Appeals Court OKs F-Bombs For Federal Trademark Protection
from the at-long-last,-adults-being-treated-like-adults dept
The Supreme Court’s decision in The Slants’ trademark case is already beginning to pay off for trademark seekers whose applications were determined to be a bit too racy for the Trademark Office’s (subjective) taste. Section 1052(a) of the US Code used to forbid the registration of trademarks that “disparaged” other persons or groups or anything the USPTO found to be “immoral or scandalous.”
That’s all gone now, thanks to the Supreme Court, which found this restriction to registrations unconstitutional. The Supreme Court struck down the language limiting “disparaging” trademark registrations. The Federal Circuit Court of Appeals has just struck down the remaining limiting language (“immoral or scandalous”), allowing clothing brand FUCT to finally secure federal trademark protection.
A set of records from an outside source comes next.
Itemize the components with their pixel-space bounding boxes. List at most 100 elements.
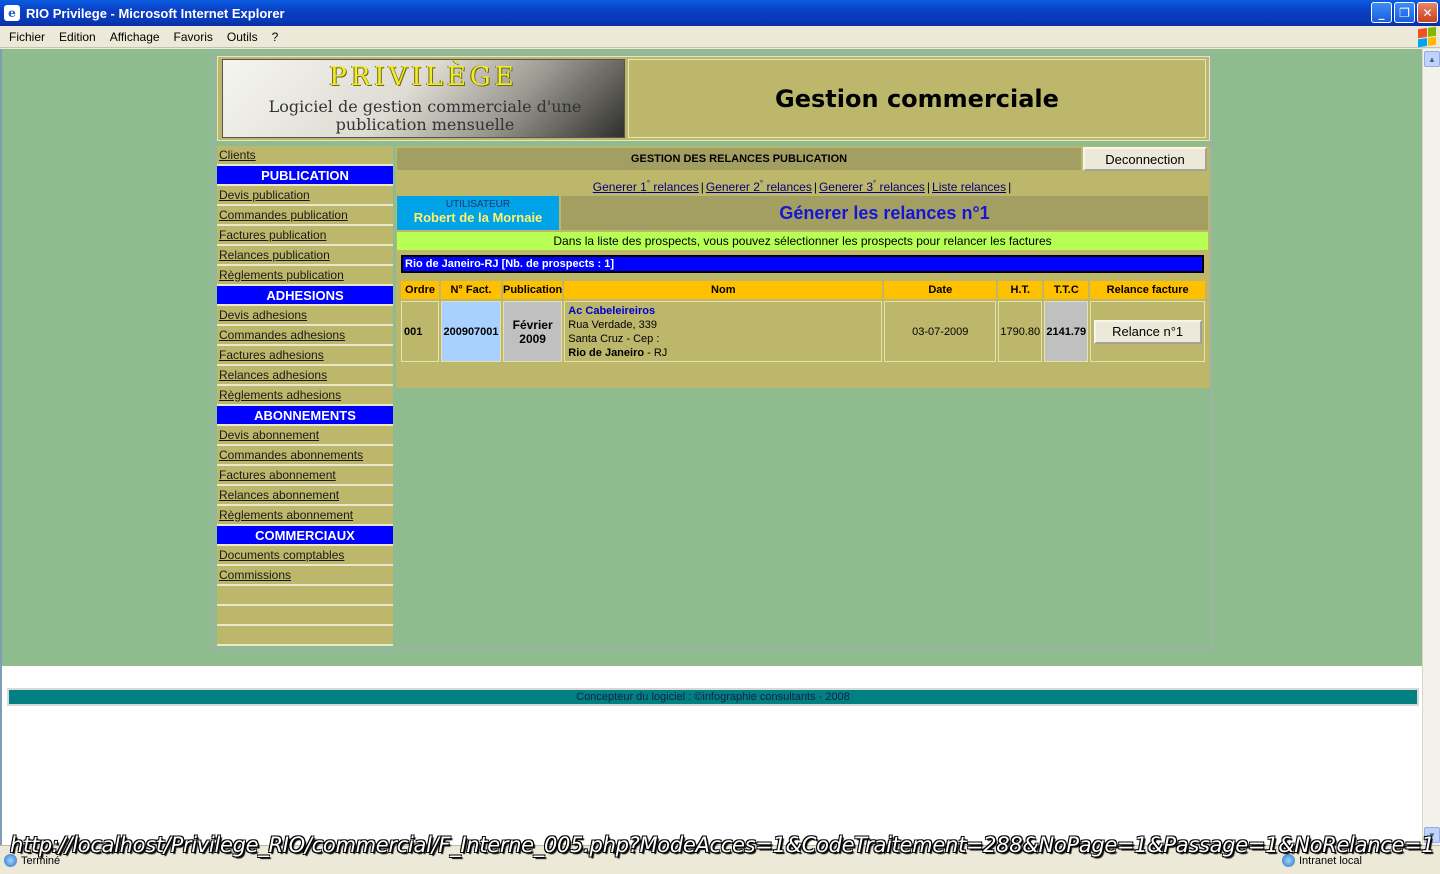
sidebar-item-clients[interactable]: Clients bbox=[217, 146, 393, 166]
relance-table: Ordre N° Fact. Publication Nom Date H.T.… bbox=[399, 279, 1207, 364]
app-header: PRIVILÈGE Logiciel de gestion commercial… bbox=[217, 56, 1210, 141]
user-label: UTILISATEUR bbox=[445, 199, 511, 210]
vertical-scrollbar[interactable]: ▲ ▼ bbox=[1422, 49, 1440, 845]
sidebar-item-commissions[interactable]: Commissions bbox=[217, 566, 393, 586]
link-suffix: relances bbox=[763, 180, 812, 194]
app-container: PRIVILÈGE Logiciel de gestion commercial… bbox=[213, 52, 1212, 650]
user-box: UTILISATEUR Robert de la Mornaie bbox=[397, 196, 559, 230]
col-ttc: T.T.C bbox=[1044, 281, 1089, 299]
col-date: Date bbox=[884, 281, 997, 299]
nav-empty-row bbox=[217, 626, 393, 646]
page-footer: Concepteur du logiciel : ©infographie co… bbox=[7, 688, 1419, 706]
sidebar-item-documents-comptables[interactable]: Documents comptables bbox=[217, 546, 393, 566]
client-address-1: Rua Verdade, 339 bbox=[568, 318, 657, 331]
link-separator: | bbox=[1008, 180, 1012, 194]
relance-link-4[interactable]: Liste relances bbox=[932, 180, 1006, 194]
pub-month: Février bbox=[512, 317, 553, 332]
sidebar-item-devis-publication[interactable]: Devis publication bbox=[217, 186, 393, 206]
client-city: Rio de Janeiro bbox=[568, 346, 645, 359]
sidebar-nav: Clients PUBLICATION Devis publication Comma… bbox=[217, 146, 393, 646]
cell-ordre: 001 bbox=[401, 301, 439, 362]
maximize-button[interactable]: ❐ bbox=[1394, 2, 1415, 23]
sidebar-item-relances-abonnement[interactable]: Relances abonnement bbox=[217, 486, 393, 506]
client-address-2: Santa Cruz - Cep : bbox=[568, 332, 660, 345]
sidebar-item-reglements-publication[interactable]: Règlements publication bbox=[217, 266, 393, 286]
sidebar-item-commandes-abonnements[interactable]: Commandes abonnements bbox=[217, 446, 393, 466]
cell-publication: Février 2009 bbox=[503, 301, 563, 362]
logout-button[interactable]: Deconnection bbox=[1083, 147, 1207, 171]
table-header-row: Ordre N° Fact. Publication Nom Date H.T.… bbox=[401, 281, 1205, 299]
sidebar-item-devis-abonnement[interactable]: Devis abonnement bbox=[217, 426, 393, 446]
sidebar-item-factures-publication[interactable]: Factures publication bbox=[217, 226, 393, 246]
link-number: 1 bbox=[640, 180, 647, 194]
close-button[interactable]: ✕ bbox=[1417, 2, 1438, 23]
nav-empty-row bbox=[217, 606, 393, 626]
cell-ttc: 2141.79 bbox=[1044, 301, 1089, 362]
region-header: Rio de Janeiro-RJ [Nb. de prospects : 1] bbox=[401, 255, 1204, 273]
windows-flag-icon bbox=[1418, 26, 1436, 48]
sidebar-item-commandes-publication[interactable]: Commandes publication bbox=[217, 206, 393, 226]
privilege-logo: PRIVILÈGE Logiciel de gestion commercial… bbox=[222, 59, 625, 138]
menu-bar: Fichier Edition Affichage Favoris Outils… bbox=[0, 26, 1440, 48]
user-name: Robert de la Mornaie bbox=[413, 210, 543, 225]
sidebar-item-relances-adhesions[interactable]: Relances adhesions bbox=[217, 366, 393, 386]
sidebar-item-factures-adhesions[interactable]: Factures adhesions bbox=[217, 346, 393, 366]
sidebar-item-devis-adhesions[interactable]: Devis adhesions bbox=[217, 306, 393, 326]
client-name[interactable]: Ac Cabeleireiros bbox=[568, 304, 881, 318]
nav-section-commerciaux: COMMERCIAUX bbox=[217, 526, 393, 546]
client-city-line: Rio de Janeiro - RJ bbox=[568, 346, 881, 360]
col-nom: Nom bbox=[564, 281, 883, 299]
scroll-up-icon[interactable]: ▲ bbox=[1424, 51, 1440, 67]
minimize-button[interactable]: _ bbox=[1371, 2, 1392, 23]
relance-button[interactable]: Relance n°1 bbox=[1093, 319, 1202, 344]
cell-ht: 1790.80 bbox=[998, 301, 1043, 362]
sidebar-item-relances-publication[interactable]: Relances publication bbox=[217, 246, 393, 266]
menu-affichage[interactable]: Affichage bbox=[103, 30, 167, 44]
logo-tagline: Logiciel de gestion commerciale d'une pu… bbox=[268, 97, 582, 134]
link-text: Generer bbox=[818, 180, 867, 194]
app-title: Gestion commerciale bbox=[628, 59, 1206, 138]
browser-viewport: PRIVILÈGE Logiciel de gestion commercial… bbox=[0, 49, 1422, 845]
col-fact: N° Fact. bbox=[441, 281, 501, 299]
link-text: Generer bbox=[592, 180, 641, 194]
nav-empty-row bbox=[217, 586, 393, 606]
link-text: Liste relances bbox=[932, 180, 1007, 194]
window-titlebar: e RIO Privilege - Microsoft Internet Exp… bbox=[0, 0, 1440, 26]
relance-links: Generer 1° relances | Generer 2° relances |… bbox=[396, 174, 1210, 194]
cell-relance: Relance n°1 bbox=[1090, 301, 1205, 362]
nav-section-abonnements: ABONNEMENTS bbox=[217, 406, 393, 426]
sidebar-item-factures-abonnement[interactable]: Factures abonnement bbox=[217, 466, 393, 486]
link-separator: | bbox=[700, 180, 704, 194]
col-ht: H.T. bbox=[998, 281, 1043, 299]
sidebar-item-commandes-adhesions[interactable]: Commandes adhesions bbox=[217, 326, 393, 346]
link-number: 3 bbox=[866, 180, 873, 194]
menu-outils[interactable]: Outils bbox=[220, 30, 265, 44]
url-overlay: http://localhost/Privilege_RIO/commercia… bbox=[10, 833, 1435, 857]
ie-icon: e bbox=[4, 5, 20, 21]
nav-section-adhesions: ADHESIONS bbox=[217, 286, 393, 306]
link-suffix: relances bbox=[876, 180, 925, 194]
pub-year: 2009 bbox=[519, 331, 546, 346]
relance-link-3[interactable]: Generer 3° relances bbox=[818, 179, 925, 194]
menu-edition[interactable]: Edition bbox=[52, 30, 103, 44]
window-title: RIO Privilege - Microsoft Internet Explo… bbox=[26, 5, 285, 21]
link-text: Generer bbox=[705, 180, 754, 194]
client-state: - RJ bbox=[644, 346, 668, 359]
logo-brand: PRIVILÈGE bbox=[329, 62, 518, 92]
nav-section-publication: PUBLICATION bbox=[217, 166, 393, 186]
menu-fichier[interactable]: Fichier bbox=[2, 30, 52, 44]
relance-link-2[interactable]: Generer 2° relances bbox=[705, 179, 812, 194]
cell-date: 03-07-2009 bbox=[884, 301, 997, 362]
sidebar-item-reglements-adhesions[interactable]: Règlements adhesions bbox=[217, 386, 393, 406]
window-controls: _ ❐ ✕ bbox=[1371, 2, 1438, 23]
page-background: PRIVILÈGE Logiciel de gestion commercial… bbox=[2, 49, 1422, 666]
main-panel: GESTION DES RELANCES PUBLICATION Deconne… bbox=[396, 146, 1210, 388]
menu-help[interactable]: ? bbox=[265, 30, 286, 44]
link-separator: | bbox=[926, 180, 931, 194]
menu-favoris[interactable]: Favoris bbox=[167, 30, 220, 44]
sidebar-item-reglements-abonnement[interactable]: Règlements abonnement bbox=[217, 506, 393, 526]
link-number: 2 bbox=[753, 180, 760, 194]
cell-nom: Ac Cabeleireiros Rua Verdade, 339 Santa … bbox=[564, 301, 883, 362]
relance-link-1[interactable]: Generer 1° relances bbox=[592, 179, 699, 194]
col-relance: Relance facture bbox=[1090, 281, 1205, 299]
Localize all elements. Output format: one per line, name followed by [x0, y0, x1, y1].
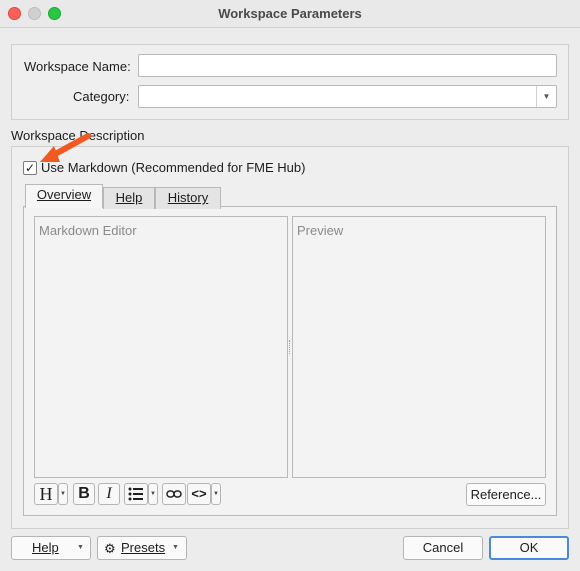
gear-icon: ⚙ [104, 541, 116, 556]
chevron-down-icon[interactable]: ▼ [536, 86, 556, 107]
italic-icon[interactable]: I [98, 483, 120, 505]
tab-help[interactable]: Help [103, 187, 155, 209]
category-combobox[interactable]: ▼ [138, 85, 557, 108]
code-dropdown-icon[interactable]: ▼ [211, 483, 221, 505]
help-dropdown-icon: ▼ [77, 544, 84, 551]
markdown-editor-placeholder: Markdown Editor [39, 223, 137, 238]
cancel-button[interactable]: Cancel [403, 536, 483, 560]
heading-dropdown-icon[interactable]: ▼ [58, 483, 68, 505]
category-label: Category: [73, 89, 130, 104]
tab-history[interactable]: History [155, 187, 221, 209]
reference-button[interactable]: Reference... [466, 483, 546, 506]
workspace-name-input[interactable] [138, 54, 557, 77]
link-icon[interactable] [162, 483, 186, 505]
use-markdown-checkbox[interactable]: ✓ [23, 161, 37, 175]
presets-dropdown-icon: ▼ [172, 544, 179, 551]
annotation-arrow-icon [40, 133, 91, 162]
tab-overview[interactable]: Overview [25, 184, 103, 208]
presets-button[interactable]: ⚙ Presets ▼ [97, 536, 187, 560]
ok-button[interactable]: OK [489, 536, 569, 560]
workspace-name-label: Workspace Name: [24, 59, 131, 74]
help-button-label: Help [32, 540, 59, 555]
markdown-editor[interactable]: Markdown Editor [34, 216, 288, 478]
preview-placeholder: Preview [297, 223, 344, 238]
heading-icon[interactable]: H [34, 483, 58, 505]
list-dropdown-icon[interactable]: ▼ [148, 483, 158, 505]
pane-splitter[interactable] [289, 340, 291, 354]
list-icon[interactable] [124, 483, 148, 505]
help-button[interactable]: Help ▼ [11, 536, 91, 560]
markdown-preview: Preview [292, 216, 546, 478]
code-icon[interactable]: <> [187, 483, 211, 505]
window-title: Workspace Parameters [218, 6, 362, 21]
title-bar: Workspace Parameters [0, 0, 580, 28]
presets-button-label: Presets [121, 540, 166, 555]
bold-icon[interactable]: B [73, 483, 95, 505]
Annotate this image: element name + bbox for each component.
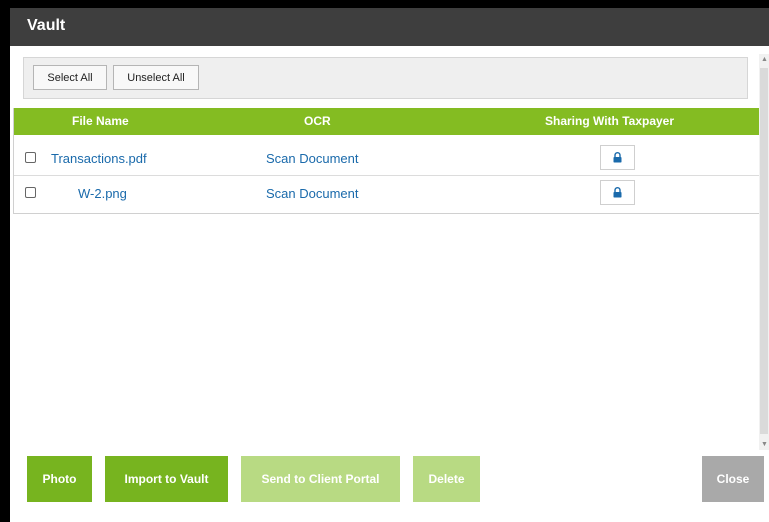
close-button[interactable]: Close bbox=[702, 456, 764, 502]
column-header-sharing[interactable]: Sharing With Taxpayer bbox=[545, 114, 674, 128]
delete-button[interactable]: Delete bbox=[413, 456, 480, 502]
scrollbar-thumb[interactable] bbox=[760, 68, 768, 434]
row-checkbox[interactable] bbox=[25, 187, 36, 198]
screen-frame: Vault Select All Unselect All File Name … bbox=[0, 0, 769, 522]
dialog-title: Vault bbox=[27, 17, 66, 34]
table-header: File Name OCR Sharing With Taxpayer bbox=[14, 108, 760, 135]
scroll-up-arrow-icon[interactable]: ▲ bbox=[761, 56, 768, 63]
photo-button[interactable]: Photo bbox=[27, 456, 92, 502]
sharing-toggle-button[interactable] bbox=[600, 145, 635, 170]
selection-toolbar: Select All Unselect All bbox=[23, 57, 748, 99]
column-header-file-name[interactable]: File Name bbox=[72, 114, 129, 128]
vertical-scrollbar[interactable]: ▲ ▼ bbox=[759, 54, 769, 450]
row-checkbox[interactable] bbox=[25, 152, 36, 163]
files-table: File Name OCR Sharing With Taxpayer Tran… bbox=[13, 108, 760, 214]
column-header-ocr[interactable]: OCR bbox=[304, 114, 331, 128]
file-name-link[interactable]: Transactions.pdf bbox=[51, 151, 147, 166]
lock-icon bbox=[613, 152, 622, 163]
dialog-titlebar: Vault bbox=[10, 8, 769, 46]
table-row: Transactions.pdf Scan Document bbox=[14, 141, 760, 176]
vault-dialog: Vault Select All Unselect All File Name … bbox=[10, 8, 769, 522]
file-name-link[interactable]: W-2.png bbox=[78, 186, 127, 201]
scan-document-link[interactable]: Scan Document bbox=[266, 186, 359, 201]
send-to-client-portal-button[interactable]: Send to Client Portal bbox=[241, 456, 400, 502]
scroll-down-arrow-icon[interactable]: ▼ bbox=[761, 441, 768, 448]
scan-document-link[interactable]: Scan Document bbox=[266, 151, 359, 166]
sharing-toggle-button[interactable] bbox=[600, 180, 635, 205]
unselect-all-button[interactable]: Unselect All bbox=[113, 65, 199, 90]
select-all-button[interactable]: Select All bbox=[33, 65, 107, 90]
table-row: W-2.png Scan Document bbox=[14, 176, 760, 211]
import-to-vault-button[interactable]: Import to Vault bbox=[105, 456, 228, 502]
lock-icon bbox=[613, 187, 622, 198]
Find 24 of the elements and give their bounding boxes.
The Brunetti court [rejected] the government’s argument that the “immoral or scandalous” prohibition of Section 2(a) was aimed at commercial speech. The primary test for determining whether a mark is “immoral or scandalous” is if the general public would find the mark “shocking to the sense of truth, decency, or propriety; disgraceful; offensive; disreputable; . . . giving offense to the conscience or moral feelings; . . . or calling out for condemnation.” In re Fox, 702 F.3d 633, 635 (Fed. Cir. 2012). The court noted that this restriction is aimed solely at the expressive content of trademarks, rather than their commercial source-identifying function, and necessarily involves moral value judgments. (Decision at 27.) The court could have stopped after this determination, since the government agreed that the “immoral or scandalous” portion of Section 2(a) could not survive strict scrutiny, but it went on to find that the restriction could not survive even intermediate scrutiny.
The decision takes even more pointed shots are the government’s unavailing arguments later in the ruling.
The government’s interest in protecting the public from profane and scandalous marks is not akin to the government’s interest in protecting children and other unsuspecting listeners from a barrage of swear words over the radio in Pacifica. A trademark is not foisted upon listeners by virtue of its being registered. Nor does registration make a scandalous mark more accessible to children. Absent any concerns that trademark registration invades a substantial privacy interest in an intolerable manner, the government’s interest amounts to protecting everyone, including adults, from scandalous content. But even when “many adults themselves would find the material highly offensive,” adults have a First Amendment right to view and hear speech that is profane and scandalous.
Even if we were to hold that the government has a substantial interest in protecting the public from scandalous or immoral marks, the government could not meet the third prong of Central Hudson, which requires the regulation directly advance the government’s asserted interest. 447 U.S. at 566. As the government has repeatedly exhorted, § 2(a) does not directly prevent applicants from using their marks. Regardless of whether a trademark is federally registered, an applicant can still brand clothing with his mark, advertise with it on the television or radio, or place it on billboards along the highway. In this electronic/Internet age, to the extent that the government seeks to protect the general population from scandalous material, with all due respect, it has completely failed.
This doesn’t end the battle. The government may decided to appeal this decision, lining up this portion of Section 2(a) for a review by the Supreme Court. Or, as Randazza points out, legislators could decide to ruin the registration of bad words for everyone with “for the children” legislation altering the contours of language eligible for trademark protection.
But, for the moment, the First Amendment triumphs over USPTO prudery. Let the F-bomb gold rush begin!